Por fim, o trabalho apresenta uma cronologia mês a mês dos principais episódios nacionais e internacionais de 8 e se encerra com uma bibliografia "Para conhecer 1968".

Infelizmente, a cultura editorial brasileira ainda insiste em manter uma visão brutal e extremamente hierarquizada da organização de sua produção. Somente dentro desse quadro é possível entender a ausência na capa e lombada do trabalho, ao lado das assinaturas de Daniel e Pedro, do nome de Pipsi Munk, a autora do projeto gráfico, diagramação e acompanhamento do trabalho. Por melhores que sejam os textos (e são excelentes), por melhores que sejam as fotos e a pesquisa iconográfica (também excelentes), uma construção do tipo da escolhida para esta edição só pode dar conta de se pôr de pé, com todos os seus requisitos e com toda a valorização que cada elemento carece para se sustentar e se articular com os demais, se contar com a carpintaria de uma artista e artesã da envergadura e sensibilidade de Pipsi (o achado do título é fantástico. Mas, quem poderia desdobrá-lo numa leitura de "68ª paixão de uma utopia"?). Também sob esse aspecto de programação gráfica, o livro é de primeira qualidade: primeiro porque organiza corretamente os espaços no sentido de articular de forma clara para o leitor as diversas informações e múltiplos elementos (fotos, ilustrações, textos, olhos, chamadas, capitulares, títulos etc.). Em segundo lugar porque, utilizando-se de singeleza (resultante de rigorosa elaboração), Pipsi busca integrar (e se integra) o trabalho de seus dois companheiros, sem recorrer em momento algum a qualquer tipo de virtuosismo gráfico que roube para si a cena, em detrimento de Daniel, Pedro ou da compreensão do leitor.

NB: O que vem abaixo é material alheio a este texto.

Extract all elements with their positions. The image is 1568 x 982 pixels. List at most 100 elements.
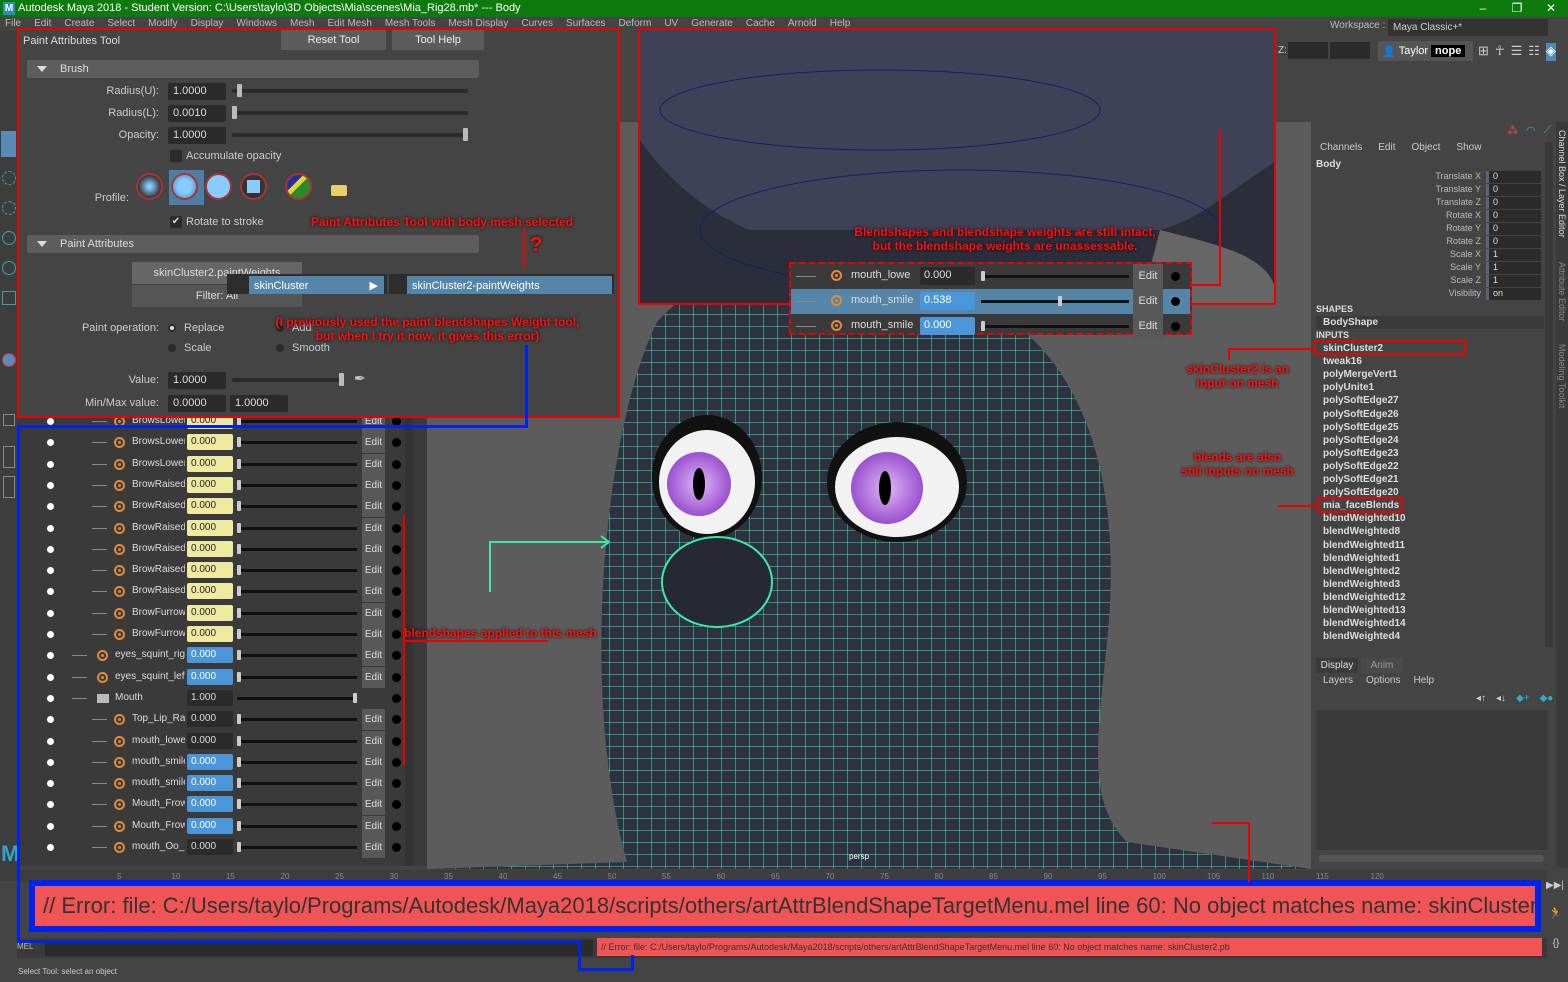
edit-button[interactable]: Edit <box>362 645 385 667</box>
weight-field[interactable]: 0.000 <box>187 753 233 770</box>
edit-button[interactable]: Edit <box>1133 314 1163 339</box>
visibility-toggle[interactable] <box>47 844 54 851</box>
slider-handle[interactable] <box>237 714 241 725</box>
weight-slider[interactable] <box>237 671 357 682</box>
edit-button[interactable]: Edit <box>362 453 385 475</box>
edit-button[interactable]: Edit <box>362 474 385 496</box>
blendshape-target-row[interactable]: BrowsLower 0.000 Edit <box>17 432 427 454</box>
brush-section-header[interactable]: Brush <box>27 60 479 78</box>
value-slider[interactable] <box>232 373 344 386</box>
input-node[interactable]: blendWeighted11 <box>1323 540 1405 551</box>
human-ik-icon[interactable]: ☥ <box>1495 43 1505 61</box>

Bom trabalho também são as ilustrações de Cláudio Mesquita.

Enfim, nós que ainda amamos tanto a revolução estamos diante de uma importante publicação neste sentido. Agora, aguardamos para o início do próximo ano um novo livro de Daniel Aarão sobre a esquerda marxista brasileira: A Revolução Faltou ao Encontro. Quem sabe, ela aparece na repetição do ponto! Façamos por onde. De qualquer modo, será outra revolução pois, repetindo Emilienne Morin: "não se faz a mesma revolução duas vezes".

Alipio Viana Freire é jornalista e membro do Conselho Editorial de Teoria e Debate.